Met. Hilarion: Phanar’s ecclesiology fails to comply with Orthodox doctrine
Metropolitan Hilarion (Alfeyev) of Volokolamsk
Over the past century, the Patriarchate of Constantinople has been trying to implement a new ecclesiological model, which provides for the exclusive authority of the Primate of the Church of Constantinople, which does not correspond to Orthodox teaching. The chairman of the Moscow Patriarchate’s Department for External Church Relations, Metropolitan Hilarion of Volokolamsk (Alfeyev), said this on Wednesday, February 27, at the presentation of the book “Constantinople and Russian Churches in the Period of Great Upheavals (1910s – 1950s),” reports TASS.

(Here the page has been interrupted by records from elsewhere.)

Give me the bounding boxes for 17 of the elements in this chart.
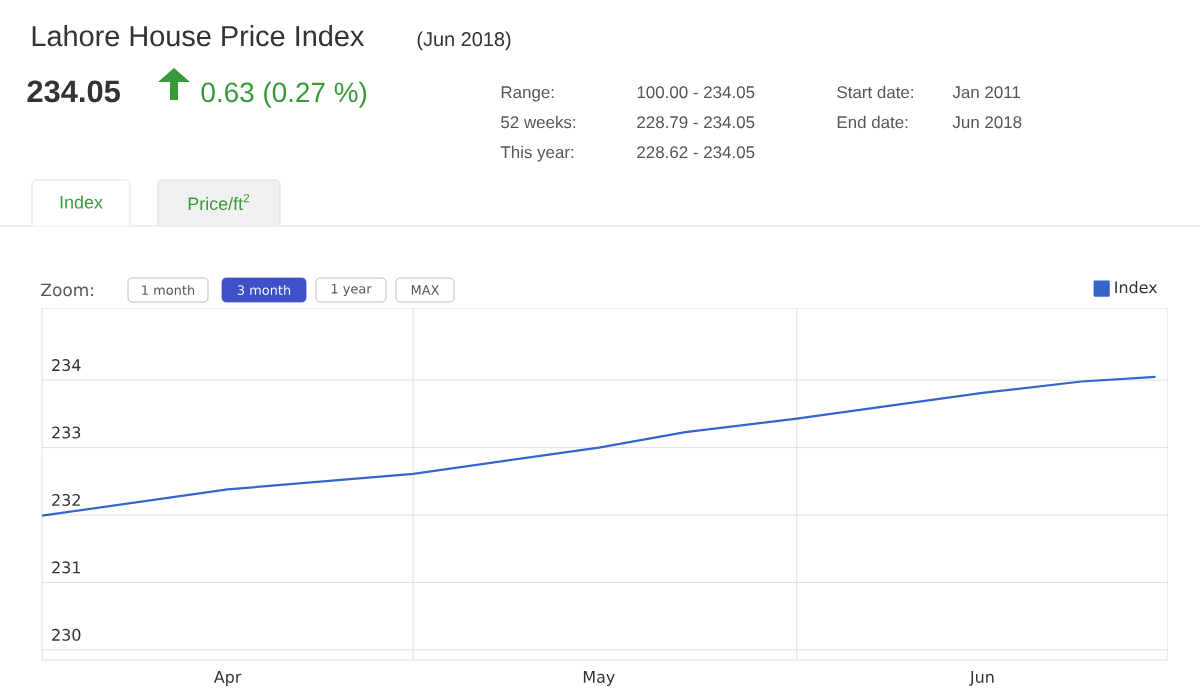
text: Jun 2018: [952, 116, 1022, 129]
chart-title: Lahore House Price Index: [32, 25, 365, 47]
text: Jan 2011: [952, 86, 1021, 99]
text: Index: [60, 195, 103, 209]
text: 52 weeks:: [501, 115, 576, 129]
text: Price/ft$^{2}$: [188, 193, 250, 211]
text: Start date:: [837, 85, 913, 99]
text: End date:: [837, 115, 908, 129]
text: This year:: [500, 145, 574, 162]
text: Range:: [501, 86, 554, 102]
text: 228.62 - 234.05: [637, 146, 755, 159]
text: 228.79 - 234.05: [637, 116, 755, 129]
text: 234.05: [27, 80, 120, 103]
text: Zoom:: [41, 283, 93, 297]
text: 100.00 - 234.05: [637, 86, 755, 99]
text: 0.63 (0.27 %): [201, 81, 367, 108]
chart-subtitle: (Jun 2018): [417, 31, 511, 51]
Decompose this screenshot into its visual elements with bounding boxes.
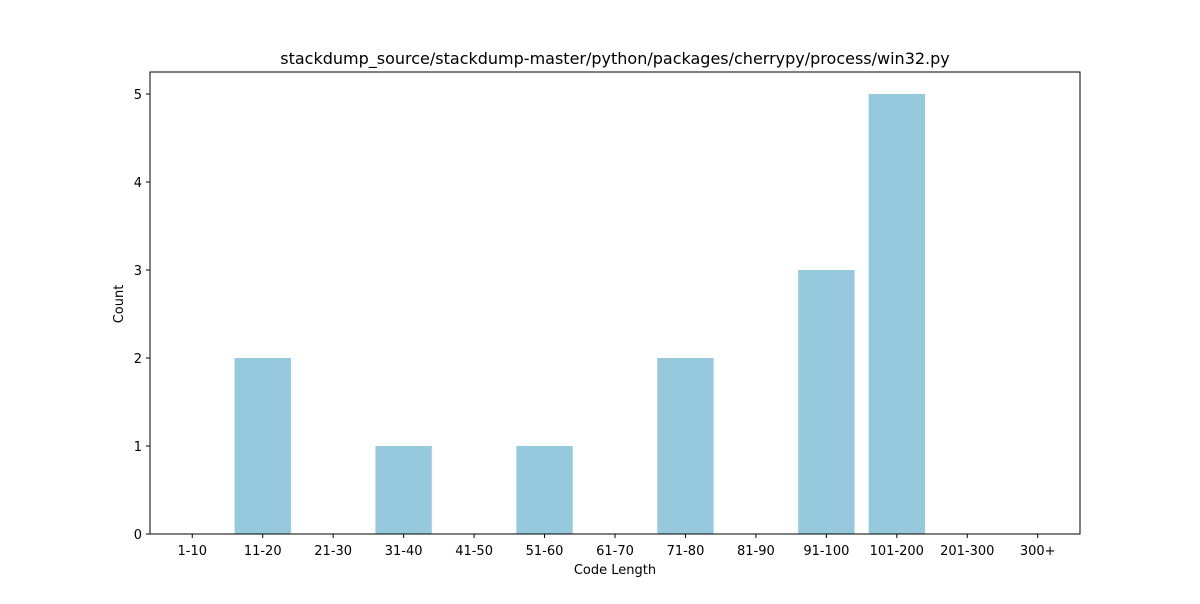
x-tick-label: 101-200 [870, 544, 924, 559]
bar-101-200 [868, 94, 925, 534]
x-tick-label: 81-90 [737, 544, 775, 559]
x-tick-label: 300+ [1020, 544, 1056, 559]
x-tick-label: 21-30 [314, 544, 352, 559]
y-tick-label: 2 [134, 352, 142, 367]
chart-title: stackdump_source/stackdump-master/python… [280, 49, 950, 69]
x-axis-label: Code Length [574, 563, 656, 578]
bar-91-100 [798, 270, 855, 534]
y-tick-label: 4 [134, 176, 142, 191]
bar-31-40 [375, 446, 432, 534]
x-tick-label: 11-20 [244, 544, 282, 559]
bar-51-60 [516, 446, 573, 534]
x-tick-label: 51-60 [526, 544, 564, 559]
y-axis-label: Count [112, 285, 127, 324]
bar-11-20 [234, 358, 291, 534]
x-tick-label: 1-10 [178, 544, 208, 559]
y-tick-label: 0 [134, 528, 142, 543]
axes-layer: 1-10 11-20 21-30 31-40 41-50 51-60 61-70 71-80 8… [134, 71, 1081, 559]
x-tick-label: 91-100 [803, 544, 849, 559]
y-tick-label: 5 [134, 88, 142, 103]
x-tick-label: 61-70 [596, 544, 634, 559]
y-tick-label: 3 [134, 264, 142, 279]
x-tick-label: 71-80 [667, 544, 705, 559]
x-tick-label: 201-300 [940, 544, 994, 559]
bars-layer [234, 94, 925, 534]
bar-71-80 [657, 358, 714, 534]
x-tick-label: 31-40 [385, 544, 423, 559]
x-tick-label: 41-50 [455, 544, 493, 559]
y-tick-label: 1 [134, 440, 142, 455]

“Protecting its canonical borders and its unity, the Russian Orthodox Church considers it its duty to testify about the incompatibility of the Orthodox doctrine with the new ecclesiological model, which provides for the exclusive authority of the head of the first diptych of the Church,” said the Metropolitan. “The implementation of the scenario of the Ukrainian autocephaly is one of the key stages of imposing this model on the fullness of Orthodoxy. I am convinced that a correct vision of what happened is possible only with the account of all the elements of the agenda having been implemented by Constantinople for the past 100 years.”
According to Metropolitan Hilarion, the actions of the Patriarchate of Constantinople over the past 100 years can hardly be called friendly.
“The Patriarchate of Constantinople supported the renovationist split inspired by the Soviet authorities in the 1920s and 1930s. It non-canonically extended its jurisdiction to Estonia, Latvia and Finland, proclaimed the autocephaly of the Polish Church, which until then had been part of the Russian Church <...> Our Church had long preferred to keep silent about these sad phenomena of the past, trying to cover the spiritual mistakes committed by our brothers while trying not to change the historical truth and to be faithful to the holy canons,” the DECR head stated.
The author of the work “Constantinople and Russian Churches in the Period of Great Upheavals (1910s - 1950s)” is Mikhail Shkarovsky, professor of the general ecclesiastic postgraduate and doctoral schools and of St. Petersburg Theological Academy. The presentation of the book was attended by representatives of the Antioch, Bulgarian Churches, as well as the Orthodox Church of the Czech Lands and Slovakia.
As the UOJ reported, earlier Metropolitan Hilarion of Volokolamsk declared that the participants in the “unification council”, which was held in Kiev on December 15, would be erased from the historical memory of the Church.